Sunflower from the Sunflower State

Sunflower from the Sunflower State

Wednesday, April 13, 2011

Talking Turkey

Ham is on the County Line Easter menu. Jill and Eric are coming, and Jill says it's not Easter dinner without ham and cheesy potatoes.

But, depending upon how many other family members RSVP for the holiday meal, I may add Herbed Turkey Breast to the menu, too.

It is a recipe from my friend, Kelly Ballard. She shared the recipe for my cookbook project for Jill and Eric prior to their August 2009 wedding.

I've talked before about my massive, I'll-try-that-recipe-sometime pile.
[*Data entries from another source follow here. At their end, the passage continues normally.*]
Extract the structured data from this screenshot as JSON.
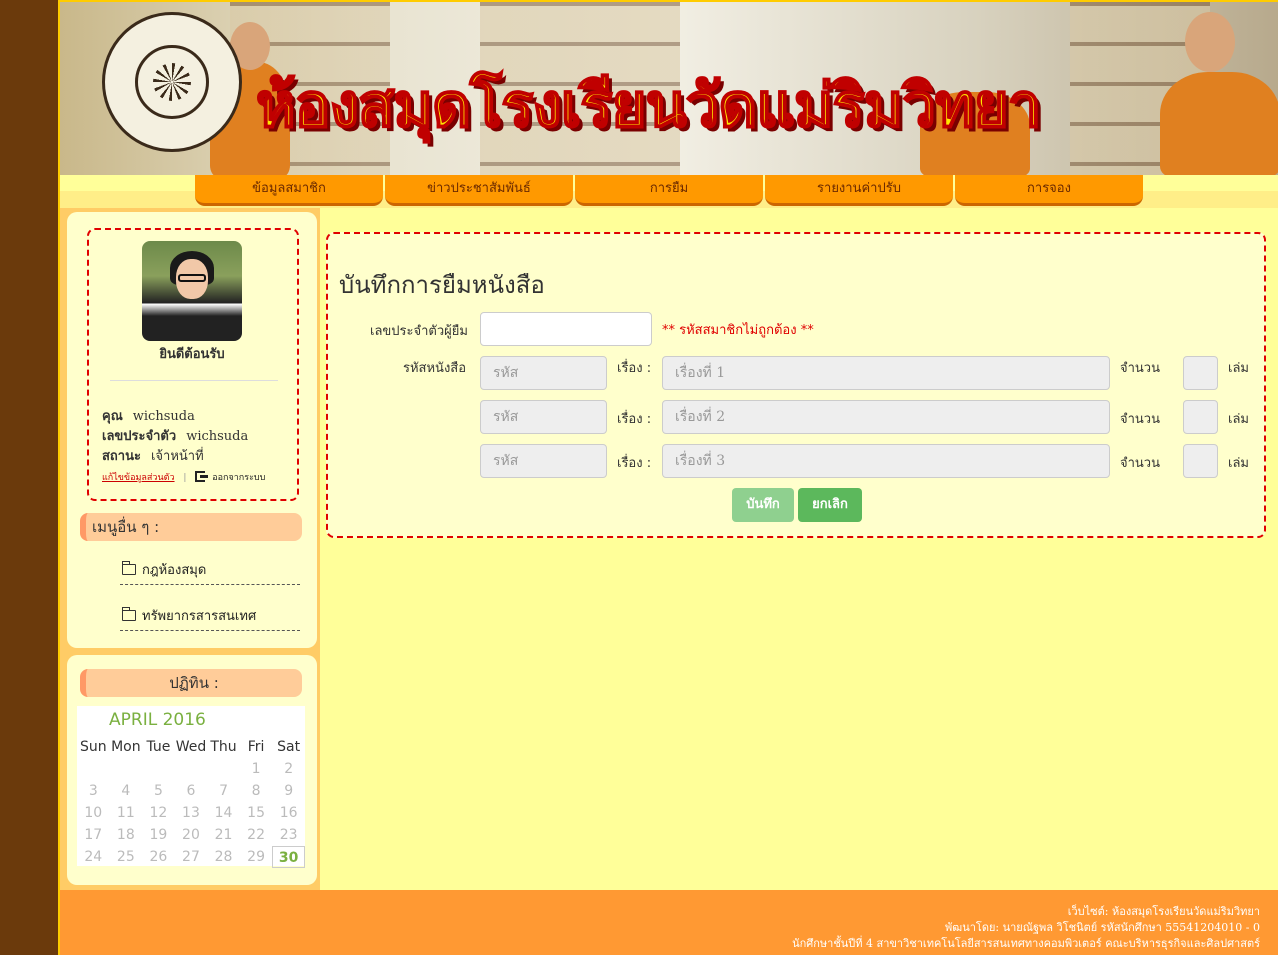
{
  "banner": {
    "title": "ห้องสมุดโรงเรียนวัดแม่ริมวิทยา"
  },
  "nav": {
    "items": [
      "ข้อมูลสมาชิก",
      "ข่าวประชาสัมพันธ์",
      "การยืม",
      "รายงานค่าปรับ",
      "การจอง"
    ]
  },
  "profile": {
    "welcome": "ยินดีต้อนรับ",
    "name_label": "คุณ",
    "name_value": "wichsuda",
    "id_label": "เลขประจำตัว",
    "id_value": "wichsuda",
    "status_label": "สถานะ",
    "status_value": "เจ้าหน้าที่",
    "edit_link": "แก้ไขข้อมูลส่วนตัว",
    "logout_link": "ออกจากระบบ"
  },
  "other_menu": {
    "title": "เมนูอื่น ๆ :",
    "items": [
      "กฎห้องสมุด",
      "ทรัพยากรสารสนเทศ"
    ]
  },
  "calendar": {
    "title": "ปฏิทิน :",
    "month": "APRIL 2016",
    "weekdays": [
      "Sun",
      "Mon",
      "Tue",
      "Wed",
      "Thu",
      "Fri",
      "Sat"
    ],
    "weeks": [
      [
        "",
        "",
        "",
        "",
        "",
        "1",
        "2"
      ],
      [
        "3",
        "4",
        "5",
        "6",
        "7",
        "8",
        "9"
      ],
      [
        "10",
        "11",
        "12",
        "13",
        "14",
        "15",
        "16"
      ],
      [
        "17",
        "18",
        "19",
        "20",
        "21",
        "22",
        "23"
      ],
      [
        "24",
        "25",
        "26",
        "27",
        "28",
        "29",
        "30"
      ]
    ],
    "today": "30"
  },
  "form": {
    "title": "บันทึกการยืมหนังสือ",
    "borrower_label": "เลขประจำตัวผู้ยืม",
    "borrower_value": "",
    "error": "** รหัสสมาชิกไม่ถูกต้อง **",
    "book_code_label": "รหัสหนังสือ",
    "story_label": "เรื่อง :",
    "qty_label": "จำนวน",
    "unit_label": "เล่ม",
    "rows": [
      {
        "code_placeholder": "รหัส",
        "title_placeholder": "เรื่องที่ 1"
      },
      {
        "code_placeholder": "รหัส",
        "title_placeholder": "เรื่องที่ 2"
      },
      {
        "code_placeholder": "รหัส",
        "title_placeholder": "เรื่องที่ 3"
      }
    ],
    "save_button": "บันทึก",
    "cancel_button": "ยกเลิก"
  },
  "footer": {
    "line1": "เว็บไซต์: ห้องสมุดโรงเรียนวัดแม่ริมวิทยา",
    "line2": "พัฒนาโดย: นายณัฐพล วิโชนิตย์ รหัสนักศึกษา 55541204010 - 0",
    "line3": "นักศึกษาชั้นปีที่ 4 สาขาวิชาเทคโนโลยีสารสนเทศทางคอมพิวเตอร์ คณะบริหารธุรกิจและศิลปศาสตร์"
  },
  "colors": {
    "background": "#6b3a0c",
    "page": "#ffff99",
    "nav": "#ff9900",
    "error": "#e00000",
    "button": "#5cb85c"
  }
}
My back porch freezer defrost gave "sometime" the opportunity to arrive.

True confessions: The boned turkey breast was past its "best when used by" date. But the creamy sauce provided the additional moisture needed to resurrect the meat.

Even my beef-loving husband really liked this meal. I served it with stuffing (also from the freezer), a green salad and some lightly sauted zucchini.

The hardest part of this recipe was getting the garden-flavored cream cheese. My local grocery store didn't have it, so I had to wait until I went out of town for that ingredient. It was definitely worth the wait.

Enjoy - whether you use it for Easter dinner or an everyday meal!

Herbed Turkey Breast
1 turkey breast (4-5 pounds)
2 tbsp. butter or margarine
1/4 cup garden vegetable-flavored whipped cream cheese
1 tbsp. soy sauce
1 tbsp. fresh minced parsley
1/2 tsp. each basil leaves, rubbed sage and thyme
1/4 tsp. ground black pepper
1/4 tsp. garlic powder

Place turkey in Crock pot. Combine remaining ingredients and brush over turkey. Cover and cook on Low for 10 to 12 hours or High for 5 to 6 hours.